If not for that, Marte would probably be in the big leagues right now.
"I was coming up that week," Marte said in Spanish. "I'm pretty sure I was going up the next day, actually."
Cory Snyder, the Tacoma Rainiers' hitting coach, told Marte to be ready for a callup right before that fateful game on May 31. Shortstop Chris Taylor was struggling in the Majors and Marte, 21, was scorching through the Pacific Coast League with a .343/.394/.434 slash line.
Then he slid awkwardly.
"It's frustrating," Marte said. "If you don't know how to handle something like that, it's the kind of thing that can force you to quit this game. But I told myself, 'No, I'm not going to let this get to me. I'm young, I'm doing my thing, it's going well, and at any moment I can come back up there.'"
Marte isn't there yet, but he returned to action with Double-A Jackson on Thursday, just in time to join Mariners pitching prospect Edwin Diaz at the prestigious Futures Game.

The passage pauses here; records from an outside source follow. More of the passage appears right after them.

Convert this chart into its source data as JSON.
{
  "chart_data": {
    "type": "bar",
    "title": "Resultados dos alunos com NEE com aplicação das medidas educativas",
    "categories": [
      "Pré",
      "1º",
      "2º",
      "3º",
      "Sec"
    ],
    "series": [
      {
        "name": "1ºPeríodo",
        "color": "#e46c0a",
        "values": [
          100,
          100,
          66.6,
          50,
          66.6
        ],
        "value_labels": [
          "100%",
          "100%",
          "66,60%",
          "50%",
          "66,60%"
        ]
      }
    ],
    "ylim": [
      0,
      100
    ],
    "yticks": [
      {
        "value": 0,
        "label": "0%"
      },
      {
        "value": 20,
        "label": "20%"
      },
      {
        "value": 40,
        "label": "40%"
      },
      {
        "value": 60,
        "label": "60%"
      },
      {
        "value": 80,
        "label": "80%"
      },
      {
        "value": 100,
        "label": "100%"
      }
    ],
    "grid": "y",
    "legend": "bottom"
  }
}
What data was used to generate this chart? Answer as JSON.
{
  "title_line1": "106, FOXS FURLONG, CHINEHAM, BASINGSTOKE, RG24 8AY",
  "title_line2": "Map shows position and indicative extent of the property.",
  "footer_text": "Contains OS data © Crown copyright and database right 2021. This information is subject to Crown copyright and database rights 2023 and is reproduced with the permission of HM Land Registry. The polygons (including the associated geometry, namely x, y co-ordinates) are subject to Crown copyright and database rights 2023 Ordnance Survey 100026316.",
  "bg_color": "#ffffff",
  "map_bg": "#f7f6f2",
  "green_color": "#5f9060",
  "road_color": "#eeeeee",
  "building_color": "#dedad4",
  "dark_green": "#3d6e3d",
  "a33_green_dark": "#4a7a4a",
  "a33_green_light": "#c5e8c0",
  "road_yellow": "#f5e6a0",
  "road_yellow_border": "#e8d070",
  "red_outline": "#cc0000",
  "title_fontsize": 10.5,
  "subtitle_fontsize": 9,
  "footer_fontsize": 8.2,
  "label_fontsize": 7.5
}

Marte played second base and went 2-for-2 from the leadoff spot, driving in the game's first run with an opposite-field single in the third inning before getting thrown out trying to score from second on a base hit to left field.
Diaz gave up a two-run homer to Pirates prospect Josh Bell in his two-thirds of an inning.
"He told me we'd be here," Diaz said of Marte pregame. "He told me in Spring Training, 'Let's work hard so we can get invited to the Futures Game.'"
In a year top prospects Alex Jackson and D.J. Peterson have struggled mightily, Marte (ranked third in the Mariners' system by MLB.com) and Diaz (sixth) have signaled hope.
Marte still needs to shore up his defense, particularly his throwing. But the 6-foot-1, 165-pound switch-hitter makes consistent contact from both sides of the plate, boasts plus speed and has drawn comparisons to Jose Reyes as a potential leadoff-hitting shortstop.
Diaz has become the best starting-pitching prospect in the Mariners' farm system -- even though many expected him to eventually become a reliever.
The 21-year-old right-hander showed flashes last year, while posting a 3.34 ERA in 116 innings at Class A Clinton. This spring, he learned an effective, four-seam grip for a changeup, went to it frequently as a legitimate third pitch, posted a 1.70 ERA in his first seven starts at Class A Advanced and earned a promotion to Double-A.
"I feel like I've demonstrated that I can be a starter in the big leagues," said Diaz, with a 4.69 ERA in 10 Double-A starts. "If the team needs me in the bullpen, I'm open to it. But I want to be a starter."